More Channels for Capital Attraction

4:20:47 PM | 10/9/2009

While economic growth rates in the first nine months released by the Vietnamese Ministry of Planning and Investment were increasingly higher, what happened in the stock exchanges are on the contrary. What is behind the contradiction?
 
GDP growth rate in the first nine months averaged at 4.56 percent (3.14 percent in the first quarter, 4.46 percent in the second quarter, and 5.76 percent in the third quarter). The GDP growth rate in agro-forestry-fishery sector rose 1.57 percent, in industry sector rose 6.5 percent, and in services rose 5.91 percent.

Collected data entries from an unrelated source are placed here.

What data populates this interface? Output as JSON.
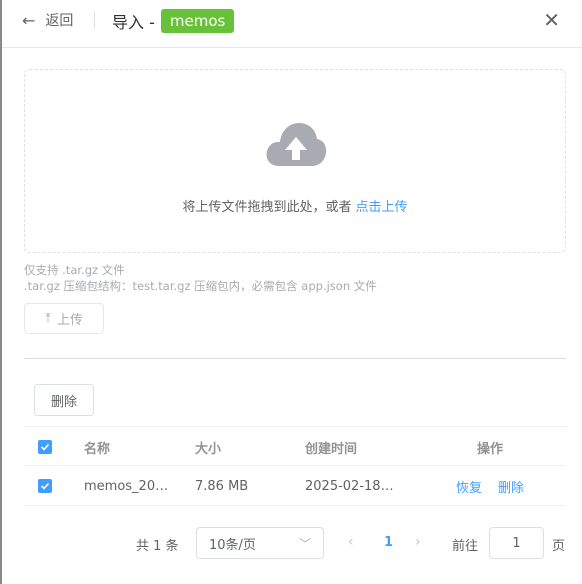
{
  "header": {
    "back_label": "返回",
    "title_prefix": "导入 -",
    "title_tag": "memos"
  },
  "upload": {
    "drop_text": "将上传文件拖拽到此处，或者",
    "drop_link": "点击上传",
    "tip_1": "仅支持 .tar.gz 文件",
    "tip_2": ".tar.gz 压缩包结构：test.tar.gz 压缩包内，必需包含 app.json 文件",
    "upload_button": "上传"
  },
  "toolbar": {
    "delete_button": "删除"
  },
  "table": {
    "columns": {
      "name": "名称",
      "size": "大小",
      "created": "创建时间",
      "actions": "操作"
    },
    "rows": [
      {
        "name": "memos_20…",
        "size": "7.86 MB",
        "created": "2025-02-18 …",
        "restore": "恢复",
        "delete": "删除"
      }
    ]
  },
  "pagination": {
    "total": "共 1 条",
    "page_size": "10条/页",
    "current_page": "1",
    "goto_label": "前往",
    "goto_value": "1",
    "goto_suffix": "页"
  },
  "colors": {
    "accent": "#409eff",
    "tag": "#67c23a"
  }
}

The growth rates in the three sectors in the third quarter were higher than those in the first and the second quarters. The economic situation, however, was still pregnant with worrying signals for investors.
 
Change in exchange rate
The situation in which goods exports sharply fall while import growth rate rises incessantly are forecast to cause difficulties for the balance of payments. The goods import turnover in September, 2009 is estimated at US$6.2 billion, up 6 percent from a month earlier and 10.7 percent from a year earlier. The trade gap was US$1.5 billion in the month and US$6.5 billion in the first nine months. In the remaining months, imported goods will rise more sharply due to the rising local demand. In this year’s economic context, imported goods mechanism has brought disadvantage changes to the country when fuel and materials imports fell to 63.3 percent from earlier 65.2 percent while consumer goods import rose to 8.3 percent from 6.7 percent. This will result in the increase in the trade gap in the remaining months. 
 
Exports in September dropped 11.3 percent from a year earlier. Some goods were maintained in terms of volume but their values fell sharply, leading to the reduction in the turnover. The goods export turnover in the first nine months estimated at US$41.7 billion, down 14.3 percent for a year earlier. Main products such as crude oil tumbled by 45.6 percent from last year in export turnover. Export turnover of coffee was US$1.3 billion, up 14.4 percent in volume but down 19.7 percent in turnover; of coal was US$913 million, up 2.4 percent in volume but down 21.2 percent in turnover; of rubber was US$734 million, up 7 percent in volume but down 41 percent in turnover.
 
Besides that, FDI capital dropped 11 percent. A monetary expert said that the capital withdrawal in the Vietnam stock exchange of some foreign investors and investment funds is likely to rise from their worry about the rate change. According to an announcement by the Asia Development Bank (ADB) on September 15, Vietnam’s foreign exchange reserve tumbled to US$17.6 billion in June from the level of US$23 billion in last December.
 
Rate change will influence on profit of investors who transfers capital to other countries. Therefore, the best time for investors to pull out of the market is at the end of the third quarter when the VN-Index reaches to nearly 600 points.
 
Money poured into bonds
Of total development investment in the first nine months of VND 483,200 billion, up 14.4 percent from a year earlier, VND 174,200 billion sourced from state budget, accounting for 36 percent and up 45.5 percent from last year. Spending from state budget rose while collecting from state budget fell due to incentive tax policies and loss making of many enterprises. Total collecting for state budget since the beginning of the year through mid-September estimated at VND274,400 billion, VND 60,000 billion lower than the spending. 
 
According to the General Statistics Office (GSO), while investment from state budget rose 45.5 percent, investment from non-state areas only rose 12.6 percent and FDI fell 11.2 percent. That was the reason why the government had to increase the spending while not mobilising investment from other resources in the society.
 
In order to ensure the balance between spending and collecting, the Vietnamese government may issue bonds with a more attractive interest rate than its bond issuance in the beginning of the year to mobilise investment from institutions, enterprises and individuals, an analyst of Wall Street Securities said. There will be a large amount of money to pour into g-bonds instead of current fields. Many investors in stock exchanges are taking advantage to make profit and will transfer their capital in g-bonds while stock retailers are continuing buying stocks. 
 
The stagnancy in disbursing the government’s first demand stimulus package (according to an inspection report of National Assembly Finance and Budget Committee) and the sluggishness in carrying out the second stimulus package are also contributing to the point decrease in stock exchanges despite of clearer and clearer satisfactory signals in the economic recovery.